Eine wichtige und wenig erforschte Nebenwirkung von Bruxismus im Schlaf ist die Belastung, die er für eine Beziehung darstellt. Zähneknirschen kann sie ernsthaft beeinträchtigen. Das ist ja auch kein Wunder: Während eine Person friedlich schläft, kommt die andere nicht dazu, sich auszuruhen. So baut sich Frustration auf und kann sich schädlich auf die Dynamik zwischen Partner:innen auswirken.
Die Bedeutung von Schlaf in Beziehungen ist gut belegt. Eine Studie aus dem Jahr 2017 untersuchte den Zusammenhang zwischen Schlaf und dem Beziehungszufriedenheitsgrad bei einer Gruppe von 68 frisch verheirateten Paaren. Sie ergab, dass „die Ehepartner:innen an Tagen, an denen sie die Nacht davor länger geschlafen hatten, zufriedener waren“. Wenn erholsamer Schlaf mit einem warmen Bad zum Entspannen und Auftanken am Ende eines Tages verglichen werden kann, dann ist Schlafmangel so wie eine ständige Eisdusche. Und ein zähneknirschender Partner wie R. ist derjenige, der den Eimer voller Eis ausleert.
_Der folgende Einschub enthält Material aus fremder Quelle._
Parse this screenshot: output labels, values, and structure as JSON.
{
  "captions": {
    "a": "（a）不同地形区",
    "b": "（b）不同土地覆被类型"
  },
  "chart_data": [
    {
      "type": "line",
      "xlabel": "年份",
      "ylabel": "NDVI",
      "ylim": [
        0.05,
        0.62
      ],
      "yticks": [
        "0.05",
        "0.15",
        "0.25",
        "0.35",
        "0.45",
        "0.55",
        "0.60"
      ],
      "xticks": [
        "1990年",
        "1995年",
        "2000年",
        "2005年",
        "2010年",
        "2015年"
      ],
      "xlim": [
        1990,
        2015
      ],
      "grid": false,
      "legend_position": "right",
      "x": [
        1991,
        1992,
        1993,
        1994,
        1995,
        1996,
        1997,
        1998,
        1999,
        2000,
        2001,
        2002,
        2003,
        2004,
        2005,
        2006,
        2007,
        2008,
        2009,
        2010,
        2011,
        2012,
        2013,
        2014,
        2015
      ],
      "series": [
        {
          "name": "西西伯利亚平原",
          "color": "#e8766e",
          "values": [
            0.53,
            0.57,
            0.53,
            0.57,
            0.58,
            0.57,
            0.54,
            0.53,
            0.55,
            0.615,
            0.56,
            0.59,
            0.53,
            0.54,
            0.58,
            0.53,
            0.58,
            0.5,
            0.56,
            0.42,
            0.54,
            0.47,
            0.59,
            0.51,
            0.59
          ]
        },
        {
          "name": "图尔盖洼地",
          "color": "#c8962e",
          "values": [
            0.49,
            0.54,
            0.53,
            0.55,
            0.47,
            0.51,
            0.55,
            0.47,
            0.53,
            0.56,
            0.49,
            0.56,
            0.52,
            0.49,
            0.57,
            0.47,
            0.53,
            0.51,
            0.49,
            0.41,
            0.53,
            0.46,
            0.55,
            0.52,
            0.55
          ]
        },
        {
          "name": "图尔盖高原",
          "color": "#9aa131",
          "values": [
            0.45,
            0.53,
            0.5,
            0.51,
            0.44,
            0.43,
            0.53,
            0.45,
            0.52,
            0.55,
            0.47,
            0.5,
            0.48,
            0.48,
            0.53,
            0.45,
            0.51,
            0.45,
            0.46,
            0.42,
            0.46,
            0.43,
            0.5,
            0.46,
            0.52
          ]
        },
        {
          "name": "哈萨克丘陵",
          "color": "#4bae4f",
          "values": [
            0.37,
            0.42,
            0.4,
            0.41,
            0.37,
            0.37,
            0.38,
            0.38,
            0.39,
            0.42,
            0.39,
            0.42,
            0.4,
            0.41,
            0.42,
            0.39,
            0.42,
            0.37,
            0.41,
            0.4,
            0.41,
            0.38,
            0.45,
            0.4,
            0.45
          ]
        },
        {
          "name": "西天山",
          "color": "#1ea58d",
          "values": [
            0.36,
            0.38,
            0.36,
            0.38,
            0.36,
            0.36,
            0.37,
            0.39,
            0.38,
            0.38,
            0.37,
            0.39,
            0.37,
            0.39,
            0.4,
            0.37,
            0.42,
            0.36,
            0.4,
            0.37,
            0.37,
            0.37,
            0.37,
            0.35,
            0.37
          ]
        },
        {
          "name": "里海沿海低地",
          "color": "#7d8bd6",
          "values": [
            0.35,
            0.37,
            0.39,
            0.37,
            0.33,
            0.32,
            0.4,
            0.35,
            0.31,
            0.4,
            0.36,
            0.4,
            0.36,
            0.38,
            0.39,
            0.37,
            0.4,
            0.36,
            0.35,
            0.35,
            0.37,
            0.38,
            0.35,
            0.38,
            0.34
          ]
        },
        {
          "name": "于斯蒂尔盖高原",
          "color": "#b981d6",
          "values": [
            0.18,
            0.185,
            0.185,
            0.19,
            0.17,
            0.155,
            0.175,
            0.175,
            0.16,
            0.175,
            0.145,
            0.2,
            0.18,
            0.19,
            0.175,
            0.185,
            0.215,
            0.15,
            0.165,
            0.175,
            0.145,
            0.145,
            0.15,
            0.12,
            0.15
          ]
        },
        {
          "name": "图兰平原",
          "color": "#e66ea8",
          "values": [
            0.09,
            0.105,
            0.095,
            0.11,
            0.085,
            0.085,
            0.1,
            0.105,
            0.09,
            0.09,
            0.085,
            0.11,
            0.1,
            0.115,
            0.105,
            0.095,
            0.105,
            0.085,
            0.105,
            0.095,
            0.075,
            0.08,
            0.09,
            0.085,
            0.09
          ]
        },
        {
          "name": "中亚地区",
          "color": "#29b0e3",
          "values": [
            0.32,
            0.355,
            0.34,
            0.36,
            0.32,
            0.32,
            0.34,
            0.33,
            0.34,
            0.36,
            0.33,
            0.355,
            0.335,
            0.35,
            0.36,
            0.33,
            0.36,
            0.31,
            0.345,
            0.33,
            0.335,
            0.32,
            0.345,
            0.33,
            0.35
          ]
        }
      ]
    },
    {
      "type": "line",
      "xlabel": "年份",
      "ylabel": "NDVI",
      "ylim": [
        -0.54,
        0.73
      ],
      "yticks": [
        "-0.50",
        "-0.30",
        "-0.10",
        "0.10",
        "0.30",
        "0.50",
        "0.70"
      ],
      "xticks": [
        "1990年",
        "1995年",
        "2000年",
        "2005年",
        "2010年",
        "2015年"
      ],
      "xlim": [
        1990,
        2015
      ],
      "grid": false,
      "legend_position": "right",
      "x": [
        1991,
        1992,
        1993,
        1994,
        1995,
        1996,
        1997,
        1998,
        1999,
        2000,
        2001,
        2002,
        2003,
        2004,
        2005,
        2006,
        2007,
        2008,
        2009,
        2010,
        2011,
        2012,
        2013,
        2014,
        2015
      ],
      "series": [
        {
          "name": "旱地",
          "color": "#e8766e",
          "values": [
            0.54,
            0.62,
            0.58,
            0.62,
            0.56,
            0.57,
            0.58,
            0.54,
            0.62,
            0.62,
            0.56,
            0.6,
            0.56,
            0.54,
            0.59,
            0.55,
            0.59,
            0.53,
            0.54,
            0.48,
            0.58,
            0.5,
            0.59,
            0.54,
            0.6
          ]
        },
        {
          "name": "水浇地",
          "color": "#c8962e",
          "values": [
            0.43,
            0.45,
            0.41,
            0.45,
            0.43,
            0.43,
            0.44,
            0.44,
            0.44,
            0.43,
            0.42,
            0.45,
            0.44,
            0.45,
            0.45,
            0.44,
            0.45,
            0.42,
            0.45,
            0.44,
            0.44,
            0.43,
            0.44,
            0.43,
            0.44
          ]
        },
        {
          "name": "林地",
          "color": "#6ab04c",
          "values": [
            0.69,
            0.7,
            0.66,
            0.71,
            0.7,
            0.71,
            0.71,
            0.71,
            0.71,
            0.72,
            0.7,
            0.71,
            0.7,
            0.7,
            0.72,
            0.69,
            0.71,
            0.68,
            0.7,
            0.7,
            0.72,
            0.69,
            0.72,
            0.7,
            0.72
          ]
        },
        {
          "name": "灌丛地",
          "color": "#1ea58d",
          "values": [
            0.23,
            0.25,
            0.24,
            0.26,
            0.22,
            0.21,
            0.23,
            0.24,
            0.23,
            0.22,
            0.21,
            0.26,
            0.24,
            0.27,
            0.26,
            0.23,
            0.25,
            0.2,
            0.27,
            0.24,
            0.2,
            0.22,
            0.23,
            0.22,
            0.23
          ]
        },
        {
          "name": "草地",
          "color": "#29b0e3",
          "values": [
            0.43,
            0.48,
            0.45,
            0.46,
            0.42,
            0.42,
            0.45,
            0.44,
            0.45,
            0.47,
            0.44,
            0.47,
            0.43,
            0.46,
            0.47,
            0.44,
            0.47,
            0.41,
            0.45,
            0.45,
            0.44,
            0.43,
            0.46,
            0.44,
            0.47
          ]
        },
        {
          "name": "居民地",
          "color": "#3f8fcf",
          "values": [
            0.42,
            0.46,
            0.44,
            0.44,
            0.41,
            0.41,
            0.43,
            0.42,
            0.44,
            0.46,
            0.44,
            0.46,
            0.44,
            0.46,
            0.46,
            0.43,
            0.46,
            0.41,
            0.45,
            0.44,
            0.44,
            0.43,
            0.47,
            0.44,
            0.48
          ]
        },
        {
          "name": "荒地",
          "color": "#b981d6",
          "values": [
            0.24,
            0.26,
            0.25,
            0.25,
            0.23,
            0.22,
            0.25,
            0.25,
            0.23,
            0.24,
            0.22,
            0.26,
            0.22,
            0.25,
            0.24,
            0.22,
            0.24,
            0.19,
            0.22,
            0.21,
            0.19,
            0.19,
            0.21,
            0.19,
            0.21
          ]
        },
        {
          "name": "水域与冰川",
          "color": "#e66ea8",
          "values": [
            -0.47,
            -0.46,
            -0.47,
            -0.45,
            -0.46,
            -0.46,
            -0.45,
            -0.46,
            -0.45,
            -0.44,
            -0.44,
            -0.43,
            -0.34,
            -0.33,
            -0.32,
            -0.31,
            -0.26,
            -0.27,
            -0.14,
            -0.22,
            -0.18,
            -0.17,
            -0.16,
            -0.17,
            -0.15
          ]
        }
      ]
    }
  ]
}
Mit jeder Nacht, während der ich nicht schlafen kann, werde ich wütender und wütender auf R.; das hat zwei Gründe: Erstens versteht R. nicht, wie schlimm die Sache wirklich ist. Ich habe versucht, ihn während der Nacht aufzunehmen, aber er hört immer dann mit dem Knirschen auf, sobald ich mein Handy in die Hand nehme. „So schlimm kann es doch nicht sein“, sagt er morgens, während meine roten Augen auf seine Kieferpartie gerichtet sind. Entweder hat er einfach kein Mitgefühl oder er glaubt mir nicht. Um ehrlich zu sein, fühle ich mich ein bisschen gegaslightet. Bilde ich mir das nur ein? Ist das Geknirsche wirklich so schlimm?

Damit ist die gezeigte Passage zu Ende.